14th May 2007, 03:18 AM	(permalink)
Ambient	Actually I just looked at the spec sheet. It is a photo-transistor. The spec sheet does not list which lead is the emitter and which is the collector. Oddly, no IR photo-transistor spec sheets I have seen tell you either. I do not know if it is true for this detector, but the ones I have use the long lead for the emitter and the short lead for the collector, the opposite polarity of an LED. It was very frustrating when I found out that was why I couldn't get a signal. Try them in both directions. Is this going to be for a DC IR signal or will it be oscillating?

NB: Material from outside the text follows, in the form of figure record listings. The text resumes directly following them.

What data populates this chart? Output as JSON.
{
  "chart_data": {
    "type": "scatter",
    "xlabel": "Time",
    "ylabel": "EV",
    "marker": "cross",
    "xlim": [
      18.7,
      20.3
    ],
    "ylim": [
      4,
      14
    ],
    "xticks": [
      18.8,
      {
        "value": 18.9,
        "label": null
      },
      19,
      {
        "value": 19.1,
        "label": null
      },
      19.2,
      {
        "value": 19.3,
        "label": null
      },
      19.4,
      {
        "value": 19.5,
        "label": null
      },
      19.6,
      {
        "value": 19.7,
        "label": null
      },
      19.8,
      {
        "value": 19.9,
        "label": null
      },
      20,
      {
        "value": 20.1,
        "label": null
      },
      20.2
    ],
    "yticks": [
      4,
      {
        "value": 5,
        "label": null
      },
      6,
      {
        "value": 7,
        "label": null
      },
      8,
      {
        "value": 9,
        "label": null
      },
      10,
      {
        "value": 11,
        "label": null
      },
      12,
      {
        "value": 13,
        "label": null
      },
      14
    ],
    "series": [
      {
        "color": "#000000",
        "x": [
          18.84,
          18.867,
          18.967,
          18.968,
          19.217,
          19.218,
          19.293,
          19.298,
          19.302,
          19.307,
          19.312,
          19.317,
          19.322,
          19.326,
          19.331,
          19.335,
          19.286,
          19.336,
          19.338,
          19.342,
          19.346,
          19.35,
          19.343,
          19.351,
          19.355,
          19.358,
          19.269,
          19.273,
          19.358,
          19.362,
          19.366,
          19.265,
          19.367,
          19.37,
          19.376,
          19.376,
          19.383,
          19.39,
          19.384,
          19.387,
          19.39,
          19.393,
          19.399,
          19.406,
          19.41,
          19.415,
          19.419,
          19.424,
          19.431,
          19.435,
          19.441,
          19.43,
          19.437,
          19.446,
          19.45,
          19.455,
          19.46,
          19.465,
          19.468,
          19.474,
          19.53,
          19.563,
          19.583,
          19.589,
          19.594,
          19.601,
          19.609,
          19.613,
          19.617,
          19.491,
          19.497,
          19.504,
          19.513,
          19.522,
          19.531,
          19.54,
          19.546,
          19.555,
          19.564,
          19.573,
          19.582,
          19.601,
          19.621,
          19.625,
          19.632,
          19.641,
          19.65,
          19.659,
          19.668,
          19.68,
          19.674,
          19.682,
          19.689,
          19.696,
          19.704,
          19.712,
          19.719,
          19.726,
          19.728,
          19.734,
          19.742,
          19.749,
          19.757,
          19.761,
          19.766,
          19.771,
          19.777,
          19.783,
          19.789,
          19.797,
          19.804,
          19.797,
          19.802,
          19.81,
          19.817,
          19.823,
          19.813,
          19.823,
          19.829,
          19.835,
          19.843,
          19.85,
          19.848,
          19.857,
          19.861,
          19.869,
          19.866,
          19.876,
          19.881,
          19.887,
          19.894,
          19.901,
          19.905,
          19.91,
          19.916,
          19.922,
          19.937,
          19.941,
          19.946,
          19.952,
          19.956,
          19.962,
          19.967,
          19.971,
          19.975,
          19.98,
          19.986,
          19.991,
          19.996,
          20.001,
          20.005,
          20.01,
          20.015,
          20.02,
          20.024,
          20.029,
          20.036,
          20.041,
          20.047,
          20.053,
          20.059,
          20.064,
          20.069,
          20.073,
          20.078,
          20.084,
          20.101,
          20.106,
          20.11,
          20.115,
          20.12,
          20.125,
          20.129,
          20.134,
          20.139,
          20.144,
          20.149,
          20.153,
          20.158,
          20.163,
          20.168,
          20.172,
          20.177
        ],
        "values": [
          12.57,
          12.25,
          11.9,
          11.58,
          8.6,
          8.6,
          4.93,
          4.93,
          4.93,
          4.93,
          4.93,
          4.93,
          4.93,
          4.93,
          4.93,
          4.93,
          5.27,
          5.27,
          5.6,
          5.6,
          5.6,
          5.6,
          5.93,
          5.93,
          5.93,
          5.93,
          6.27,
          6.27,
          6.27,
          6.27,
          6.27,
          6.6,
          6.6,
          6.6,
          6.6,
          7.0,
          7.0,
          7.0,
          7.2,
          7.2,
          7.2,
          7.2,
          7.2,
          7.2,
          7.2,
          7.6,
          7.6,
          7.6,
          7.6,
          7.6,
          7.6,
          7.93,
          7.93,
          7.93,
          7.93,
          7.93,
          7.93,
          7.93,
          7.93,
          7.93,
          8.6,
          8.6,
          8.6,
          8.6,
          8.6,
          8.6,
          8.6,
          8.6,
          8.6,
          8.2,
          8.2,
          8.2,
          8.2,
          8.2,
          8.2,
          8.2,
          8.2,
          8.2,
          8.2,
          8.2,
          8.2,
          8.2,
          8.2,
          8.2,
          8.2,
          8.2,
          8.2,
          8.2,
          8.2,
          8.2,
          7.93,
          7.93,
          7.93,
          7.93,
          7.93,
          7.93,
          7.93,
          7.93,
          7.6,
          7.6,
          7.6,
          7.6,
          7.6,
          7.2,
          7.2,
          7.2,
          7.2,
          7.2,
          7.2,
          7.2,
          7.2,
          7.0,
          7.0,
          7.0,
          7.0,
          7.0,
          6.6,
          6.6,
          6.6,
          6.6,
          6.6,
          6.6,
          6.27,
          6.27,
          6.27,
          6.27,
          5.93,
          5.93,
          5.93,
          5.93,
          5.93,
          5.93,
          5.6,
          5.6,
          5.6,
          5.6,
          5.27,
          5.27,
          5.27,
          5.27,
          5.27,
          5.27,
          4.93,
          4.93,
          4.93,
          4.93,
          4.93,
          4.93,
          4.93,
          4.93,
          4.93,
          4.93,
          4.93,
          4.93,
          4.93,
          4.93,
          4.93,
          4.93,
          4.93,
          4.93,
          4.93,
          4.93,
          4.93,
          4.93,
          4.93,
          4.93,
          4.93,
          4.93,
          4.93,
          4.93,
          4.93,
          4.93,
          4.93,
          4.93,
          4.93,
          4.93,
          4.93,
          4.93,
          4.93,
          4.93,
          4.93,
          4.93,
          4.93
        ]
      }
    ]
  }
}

14th May 2007, 04:52 AM	(permalink)
kenyan06	damn if only you had posted before i had to submit the PCB design i implemented it as suggested above but now that i think about it i think you are correct, i was planning to do what u mentioned above but then redesigned it. Oh well i guess i could still change it around somehow with a few cut tracks and a bit of wire....(not pretty but oh well) Thanks for all your help

14th May 2007, 06:56 AM	(permalink)
ericgibbs	hi keyan, The information I posted to you still stands. Look at the datasheet and you will see that the current flowing thru the PD is dependent upon the light falling on it. It is not a linear function for a PD or PT, but as stated, the load resistor must be chosen to suit the range of light intensity expected and the voltage applied across the PD/PT and load resistor. If you chose a high value of load resistor with a supply voltage that is too low to allow the required voltage drop across the load resistor, then the output voltage will limit. Also if for example, you have a 50K0 load and the input impedance to your Am88 is say also 50K0, then the effective load resistance is 25K0. You should always consider the effect of the 'sinks' impedance, if necessary use a buffer amp. Post the circuit you have submitted for the project, add any voltage values and we can see if its screwed up. __________________ Eric "Good enough is Perfect" PIC tutorials: Gramo's: www.digital-diy.net/ Bill's: www.blueroomelectronics.com/

14th May 2007, 07:07 AM	(permalink)
kenyan06	Hey i am trying to post a schematic but im having a lot of trouble trying to upload the image to image shack or photobucket and it just says uploading forever. Is there any other way i could post it?